Pour assurer une bonne qualité de l’air, on peut aérer à condition que l’air extérieur ne soit pas autrement pollué. Néanmoins, des outils d’aération mécanique comme des VMC peuvent permettre de renouveler l’air, à condition d’être nettoyés régulièrement. Les purificateurs d’air qui disposent de filtres ou d’outils de traitement UV, comme il peut en exister dans certaines unités médicalisées, peuvent avoir un effet notable soit sur les particules fines, soit les microorganismes.
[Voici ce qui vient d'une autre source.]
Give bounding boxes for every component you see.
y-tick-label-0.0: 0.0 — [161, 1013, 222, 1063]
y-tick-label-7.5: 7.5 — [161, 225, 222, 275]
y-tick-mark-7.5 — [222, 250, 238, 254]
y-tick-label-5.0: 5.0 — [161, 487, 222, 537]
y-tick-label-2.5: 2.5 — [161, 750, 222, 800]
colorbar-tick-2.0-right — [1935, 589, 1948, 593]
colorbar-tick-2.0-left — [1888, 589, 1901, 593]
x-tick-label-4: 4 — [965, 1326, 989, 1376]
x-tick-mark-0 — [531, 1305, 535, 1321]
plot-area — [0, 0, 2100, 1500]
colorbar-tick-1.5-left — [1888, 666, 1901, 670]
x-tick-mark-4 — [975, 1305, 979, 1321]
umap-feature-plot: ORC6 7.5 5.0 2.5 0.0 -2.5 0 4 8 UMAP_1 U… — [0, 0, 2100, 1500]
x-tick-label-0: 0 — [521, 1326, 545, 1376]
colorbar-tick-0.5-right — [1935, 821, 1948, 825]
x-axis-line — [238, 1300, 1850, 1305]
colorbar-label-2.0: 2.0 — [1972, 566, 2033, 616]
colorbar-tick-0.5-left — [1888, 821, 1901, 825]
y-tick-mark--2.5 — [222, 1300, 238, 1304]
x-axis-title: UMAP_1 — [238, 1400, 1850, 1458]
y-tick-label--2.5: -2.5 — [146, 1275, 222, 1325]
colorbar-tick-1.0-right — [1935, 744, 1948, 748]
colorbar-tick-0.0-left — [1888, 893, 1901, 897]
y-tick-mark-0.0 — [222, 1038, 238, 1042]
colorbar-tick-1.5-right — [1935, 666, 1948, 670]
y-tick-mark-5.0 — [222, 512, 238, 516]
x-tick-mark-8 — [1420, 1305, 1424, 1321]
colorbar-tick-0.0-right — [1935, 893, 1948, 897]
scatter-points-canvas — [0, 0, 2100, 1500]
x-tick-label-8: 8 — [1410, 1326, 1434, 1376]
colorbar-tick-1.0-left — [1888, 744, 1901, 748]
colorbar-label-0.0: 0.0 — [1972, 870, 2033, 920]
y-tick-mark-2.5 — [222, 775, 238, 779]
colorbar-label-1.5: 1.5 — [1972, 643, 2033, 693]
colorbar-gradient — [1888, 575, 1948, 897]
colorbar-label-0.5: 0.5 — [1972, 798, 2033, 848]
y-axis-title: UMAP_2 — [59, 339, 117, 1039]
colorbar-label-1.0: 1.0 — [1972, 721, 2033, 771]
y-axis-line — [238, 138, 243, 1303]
Au sujet des UV émis par les lampes des imprimantes, leur production d’ozone n’a lieu qu’au moment de l’allumage de la lampe, donc pendant une période assez courte. 

AtmoSud a par ailleurs réalisé une étude auprès des patients et praticiens pour sensibiliser à la qualité de l’air dans les bâtiments médicaux et montrer les incidences des conditions atmosphériques sur le comportement des microorganismes. (Retrouver l’étude sur leur site internet).

Un réseau de mesure atmosphérique est une source supplémentaire d’information pour détecter des épisodes ponctuels ou saisonniers. Ce sont deux aspects problématiques qui dépendent, d’un côté, du signalement et de la connaissance des incidents émetteurs de polluants et, de l’autre, de la capacité des outils à mesurer ces polluants. Par exemple mesurer les pesticides présents dans l’air ambiant est techniquement faisable mais pas avec des capteurs. Néanmoins, les sites et habitats à proximité de zones d’épandage de pesticides sont plus à risque d’exposition lorsque les conditions météo favorisent leur circulation.